Primary Outcome Measures:
- To determine the safety, tolerability and maximum tolerated dose (MTD) of AP23573 when administered orally as an enteric or film coated tablet to patients with progressive or recurrent malignancies. Several dosage regimens will be examined in this trial [ Time Frame: Complete duration of study ] [ Designated as safety issue: Yes ]
Secondary Outcome Measures:
- Examine pharmacokinetic and pharmacodynamic characteristics of AP23573 (e.g., AP23573 blood levels, phospho-4E-BP1 levels, plasma partitioning) [ Time Frame: Complete duration of study ] [ Designated as safety issue: No ]
- Describe the antitumor activity of the study drug regimens [ Time Frame: Complete duration of the study ] [ Designated as safety issue: No ]
Intervention Details:
Drug: AP23573
10 mg tablet of AP23573 administered orally according to one of six different dosing regimens for a four-week treatment cycle.
The advent of oral anticancer therapy has created a means to reduce dependency on a system for treating cancer that relies on hospital-based services to administer treatment. While known disadvantages of oral therapies such as potential variable absorption, unpredictable bioavailability and sometimes poor patient compliance pose challenges, the use of orally administered compounds permits investigation of alternative or varied dose regimens, which may ultimately enhance overall patient care.

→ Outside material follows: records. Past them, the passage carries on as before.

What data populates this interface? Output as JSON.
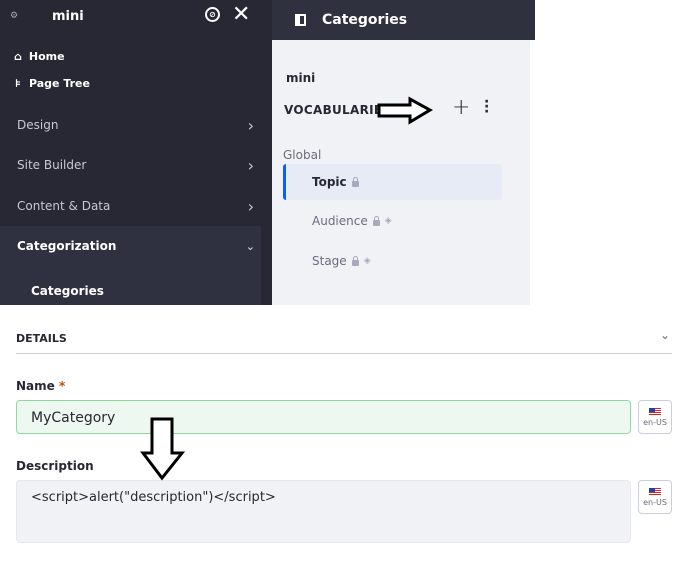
{
  "sidebar": {
    "site": "mini",
    "items": {
      "home": "Home",
      "page_tree": "Page Tree",
      "design": "Design",
      "site_builder": "Site Builder",
      "content": "Content & Data",
      "categorization": "Categorization",
      "categories": "Categories"
    }
  },
  "panel": {
    "title": "Categories",
    "site": "mini",
    "vocab_heading": "VOCABULARIES",
    "group": "Global",
    "vocabularies": [
      {
        "label": "Topic",
        "active": true
      },
      {
        "label": "Audience"
      },
      {
        "label": "Stage"
      }
    ]
  },
  "form": {
    "section": "DETAILS",
    "name_label": "Name",
    "required": "*",
    "name_value": "MyCategory",
    "desc_label": "Description",
    "desc_value": "<script>alert(\"description\")</script>",
    "lang": "en-US"
  },
  "colors": {
    "sidebar": "#272833",
    "accent": "#0b5fff",
    "valid": "#8fd9a0"
  }
}
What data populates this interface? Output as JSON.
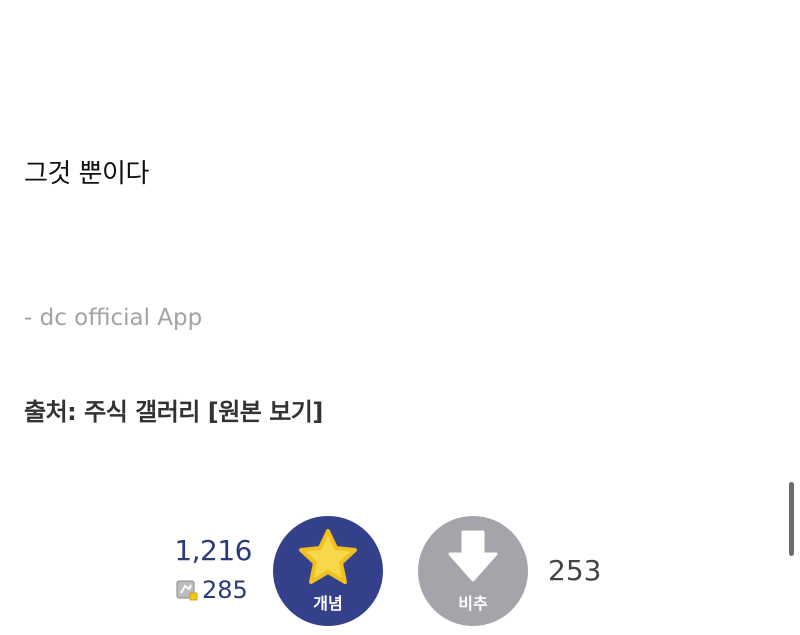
{
  "post": {
    "body_text": "그것 뿐이다",
    "app_signature": "- dc official App",
    "source_prefix": "출처: 주식 갤러리 ",
    "source_link": "[원본 보기]"
  },
  "recommend": {
    "up_count": "1,216",
    "fixed_count": "285",
    "up_label": "개념",
    "down_label": "비추",
    "down_count": "253"
  },
  "colors": {
    "up_button": "#34418a",
    "down_button": "#a3a5aa",
    "star": "#f8d749",
    "count_text": "#2d3a7a"
  },
  "icons": {
    "up": "star-icon",
    "down": "arrow-down-icon",
    "fixed": "fixed-user-icon"
  }
}
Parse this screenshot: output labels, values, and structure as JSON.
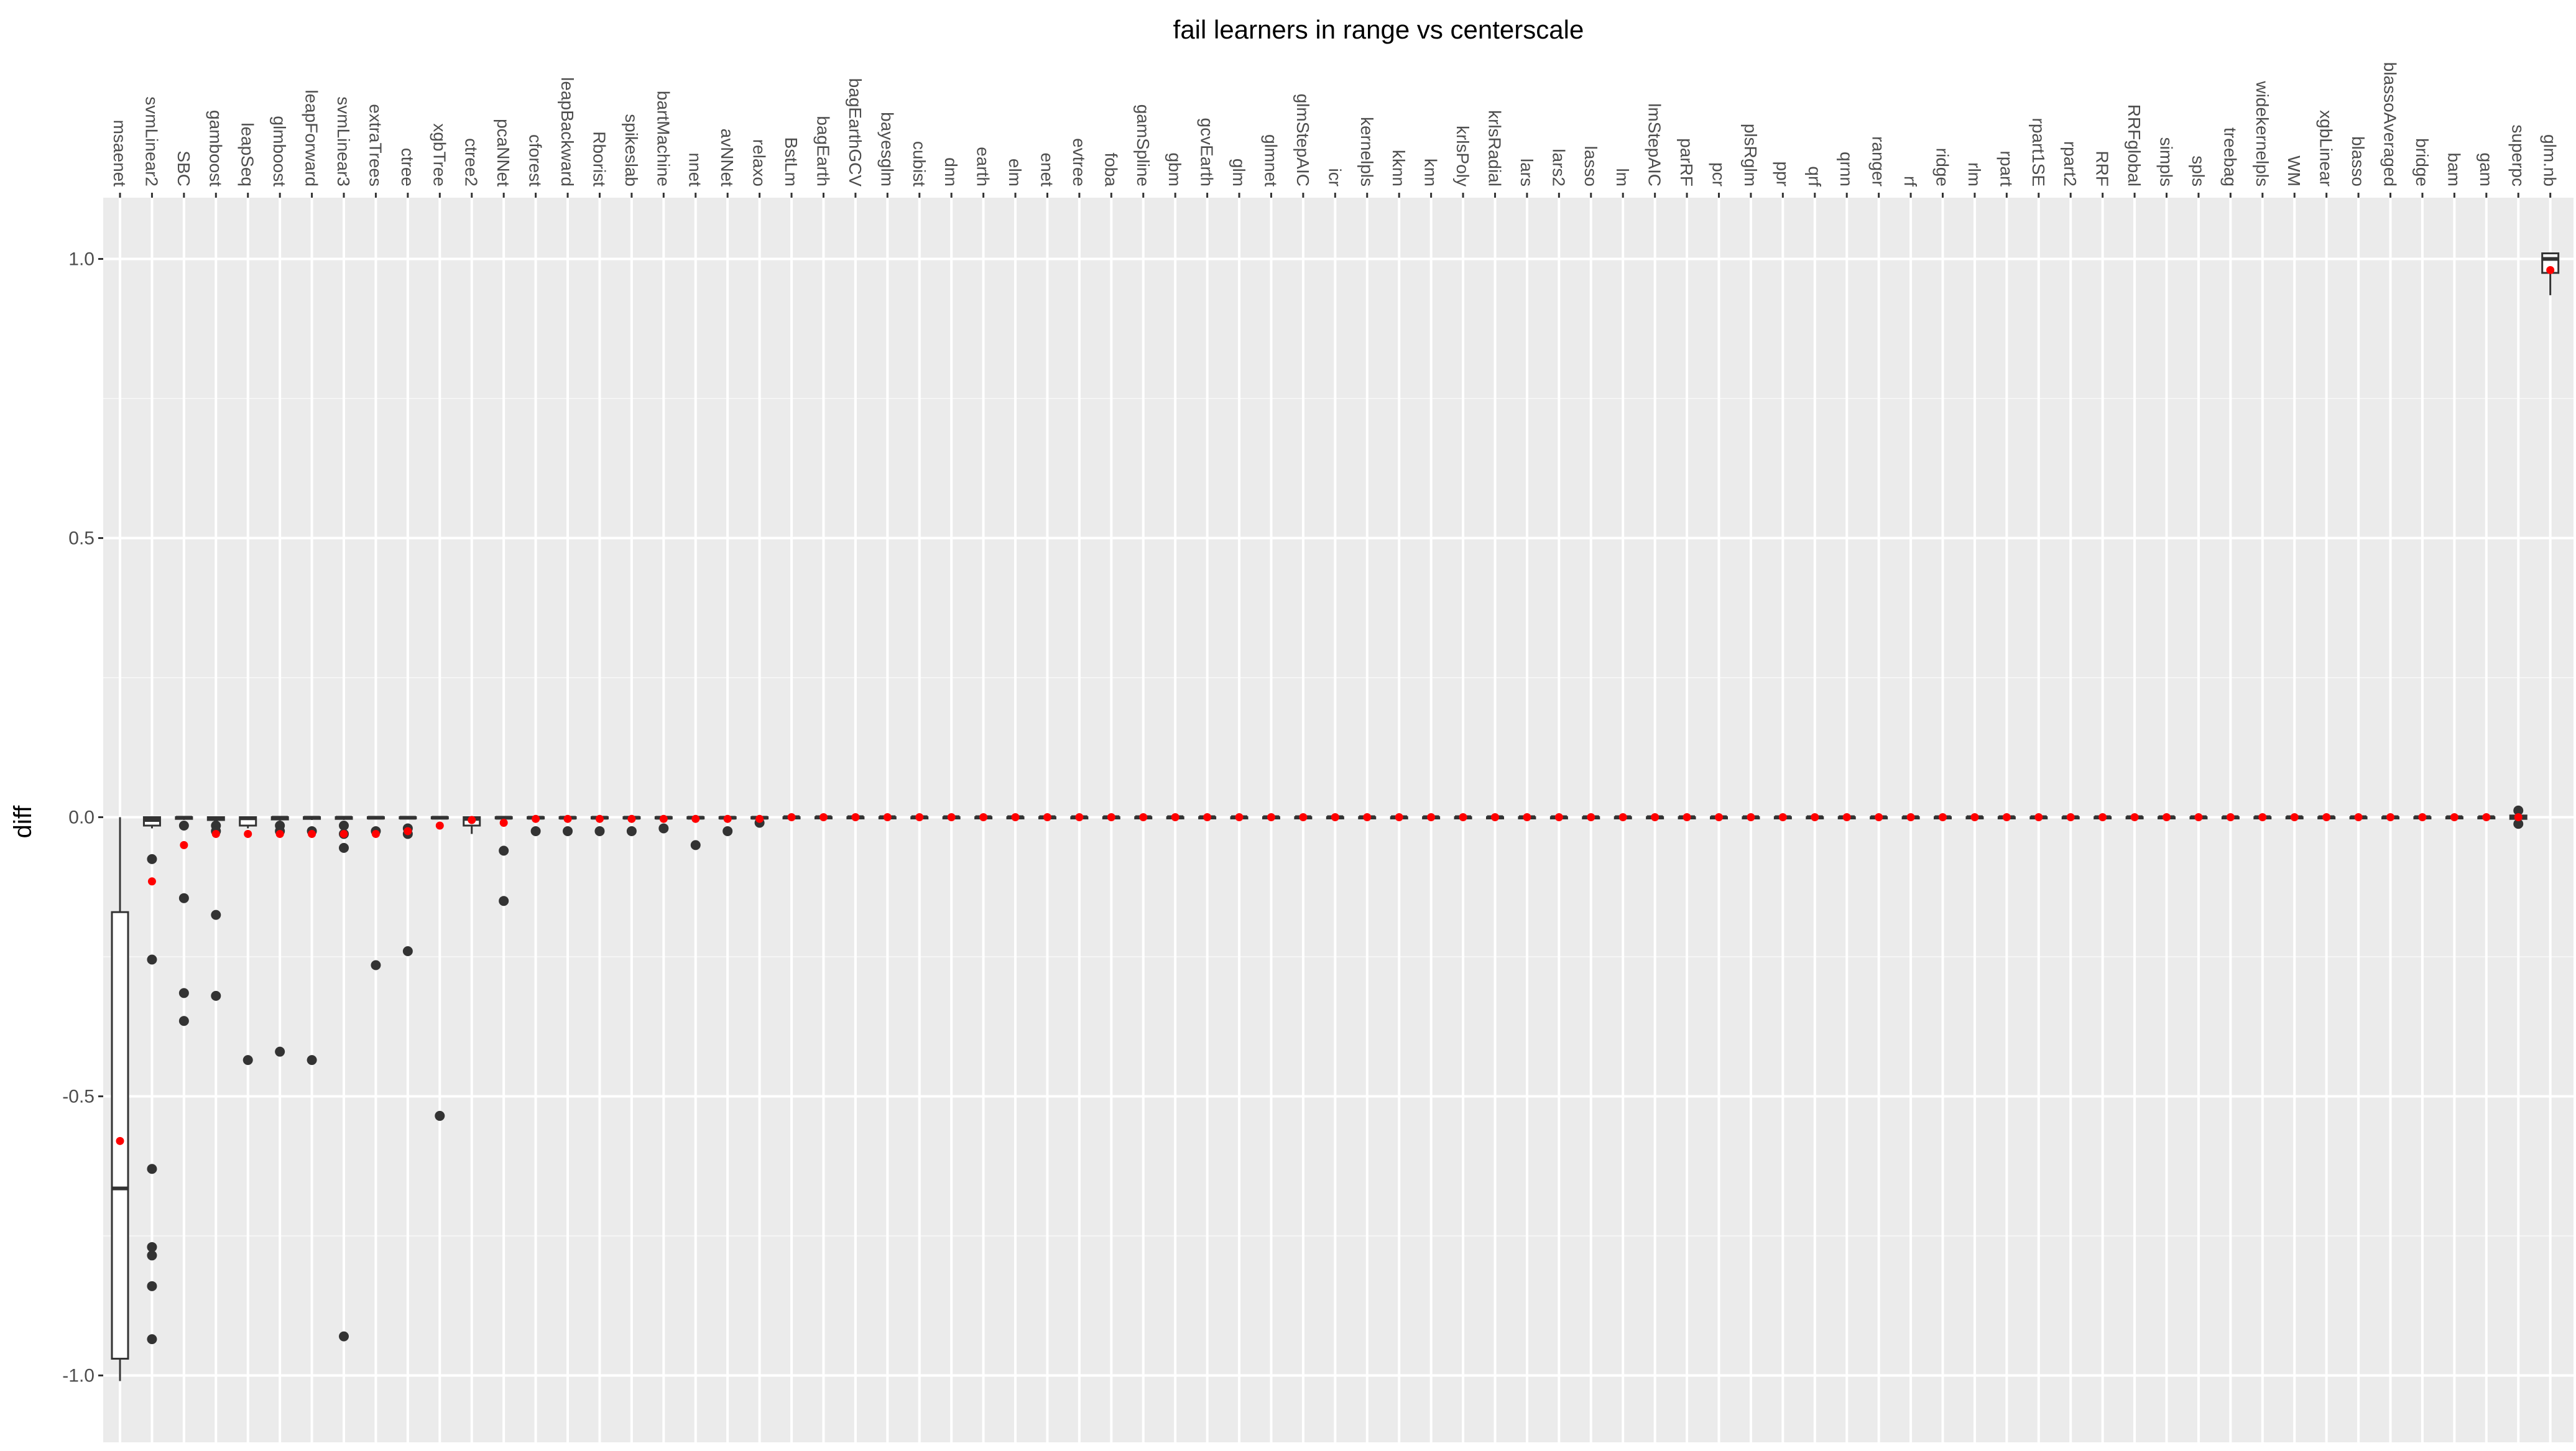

AP23573 is currently being studied in phase 1 and phase II clinical trials in patients with advanced cancers. Thus far, these trials have demonstrated that AP23573 has a favorable safety profile and possesses anticancer activity when administered as a 30-minute intravenous (IV) infusion daily x 5 every-two-weeks or on a weekly schedule. The primary objective of this current phase I trial is to study the safety and tolerability of an orally administered dosage form of AP23573. This will be accomplished by an ascending dose study of several dosage regimens in patients with advanced malignancies.